Germany’s economy contracted in the second quarter, figures showed Wednesday, highlighting its vulnerability to trade tensions and stoking a debate on higher government spending.
At minus 0.1 percent, the performance matched forecasts from analysts surveyed by Factset, after output grew 0.4 percent in January-March.
Weak growth for Germany places it alongside Britain, down 0.2 percent in the quarter, in a group of trailing European nations.
In the eurozone, Berlin has fallen from being the model pupil to lagging Italy’s standstill economy and France which posted 0.2 percent growth.
Recent days and weeks have brought a slew of negative indicators for Germany, with measures of exports and manufacturing especially hard hit.
Machine-tool makers — the country’s second-largest industrial sector after cars — reported 22 percent fewer orders between April and June, their federation said Tuesday.

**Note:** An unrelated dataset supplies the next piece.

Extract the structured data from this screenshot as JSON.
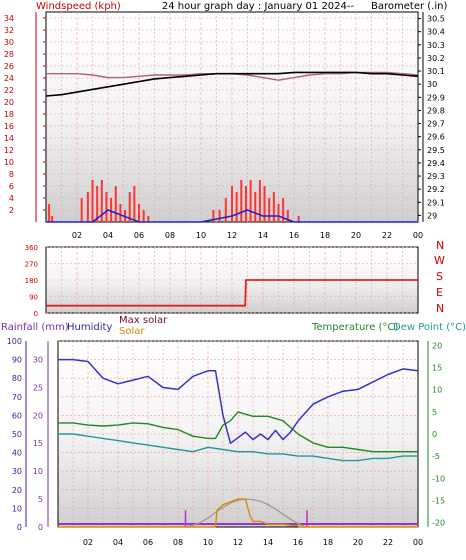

Similar factors to those sapping other top industries such as cars and chemical firms are at work, including a global growth and trade slowdown accelerated by political tensions.
But the factory outfitters have also been undermined by an automotive industry transitioning towards electric vehicles away from the combustion engine.
“Trade conflicts, global uncertainty and the struggling automotive sector have finally brought the German economy down on its knees,” ING bank economist Carsten Brzeski commented.
While federal statistics authority Destatis will only provide a detailed GDP breakdown later this month, its broad-stroke report showed higher household and government spending supported expansion, while weaker trade was a brake on growth.